As we noted last month, every Friday David Barton and Rick Green host “Good News Friday” on their “Wallbuilders Live” radio program during which they discuss “good news from around the nation the media doesn’t report.”

These programs are particularly interesting because they typically feature stories that Barton has plucked from the media which, he believes, demonstrate that the Religious Right is racking up victories all over the country.

The problem with these stories, as with so much else that he does, is that Barton has a tendency to over-simplify and misrepresent just what is taking place.

He did it a few weeks ago when he falsely claimed that an Eastern Michigan University had won a lawsuit against the school after being thrown out of her program for refusing to “affirm a client’s homosexual behavior,” citing religious objections. 

The court had merely ruled that the student had a right to sue and did not rule on the merits of the case itself, but Barton nonetheless proclaimed it to be a “huge, huge victory [that is] going to be cited across the nation for all sorts of other kids that are facing the same kind of discrimination.”

And he did it again today when he asserted that study shows that teens who remain abstinent earn $370,000 more in the lifetimes:

If a teenager wants to earn $370,000 more in their lifetime than all their neighbors, you know what they need to do? A study now shows that if you are not sexually active as a teenage, you do earn $370,000 more in your lifetime than others.

Now explain that … it just shows God’s ways work.

If that claim sounds familiar, it is probably because Amber Haskew, Coordinator of the Day of Purity, made it earlier this year and, as we pointed out then, the figure comes from a 2005 Heritage Foundation report that didn’t actually provide any data to support this assertion, but simply predicted that students who abstain are also likely to do better in school and therefore have higher lifetime earnings:

Teens who abstain are likely to have greater future orientation, greater impulse control, greater perseverance, greater resistance to peer pressure, and more respect for parental and societal values. These traits are likely to contribute to higher academic achievement. In short, teen virgins are more likely to possess character traits that lead to success in life. Moreover, the practice of abstinence is likely to foster positive character traits that, in turn, will contribute to academic performance … In our society, greater educational attainment leads, on average, to higher lifetime incomes. Because they are more successful in school, teen virgins can expect to have, on average, incomes that will be 16 percent higher than sexually active teens from identical socio-economic backgrounds. This will mean an average increase of $370,000 in income over a lifetime.
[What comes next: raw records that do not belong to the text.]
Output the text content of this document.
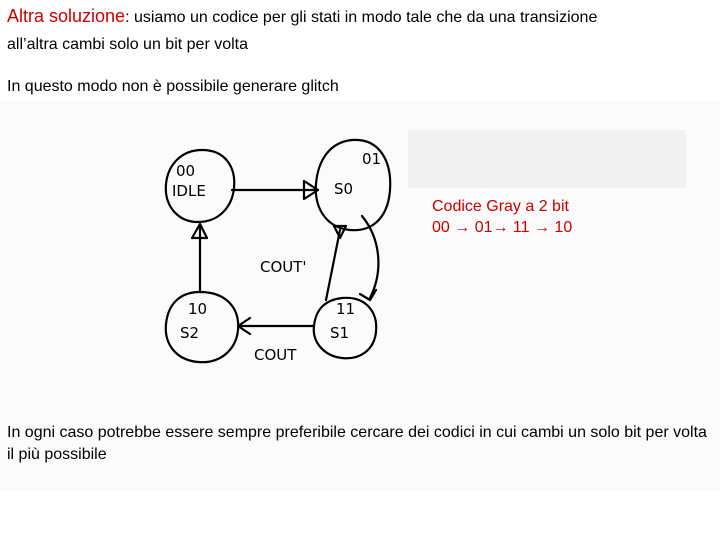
Altra soluzione: usiamo un codice per gli stati in modo tale che da una transizione
all’altra cambi solo un bit per volta
In questo modo non è possibile generare glitch
00
IDLE
01
S0
11
S1
10
S2
COUT'
COUT
Codice Gray a 2 bit
00 → 01→ 11 → 10
In ogni caso potrebbe essere sempre preferibile cercare dei codici in cui cambi un solo bit per volta il più possibile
Obviously, the study did not show that those who abstain early nearly $400K more, but merely estimated that those who did so would demonstrate “greater educational attainment” and therefore earn more, on average, over their lifetimes.

But that is not what Barton reported at all and this demonstrates a central point about Barton and his work:  if he cannot be trusted to accurately report on contemporary issues that are easily verifiable to anyone with internet access, how can he be trusted to accurately report on the things that he plucks out of centuries-old documents squirreled away in his private library that very few others ever get to see or examine?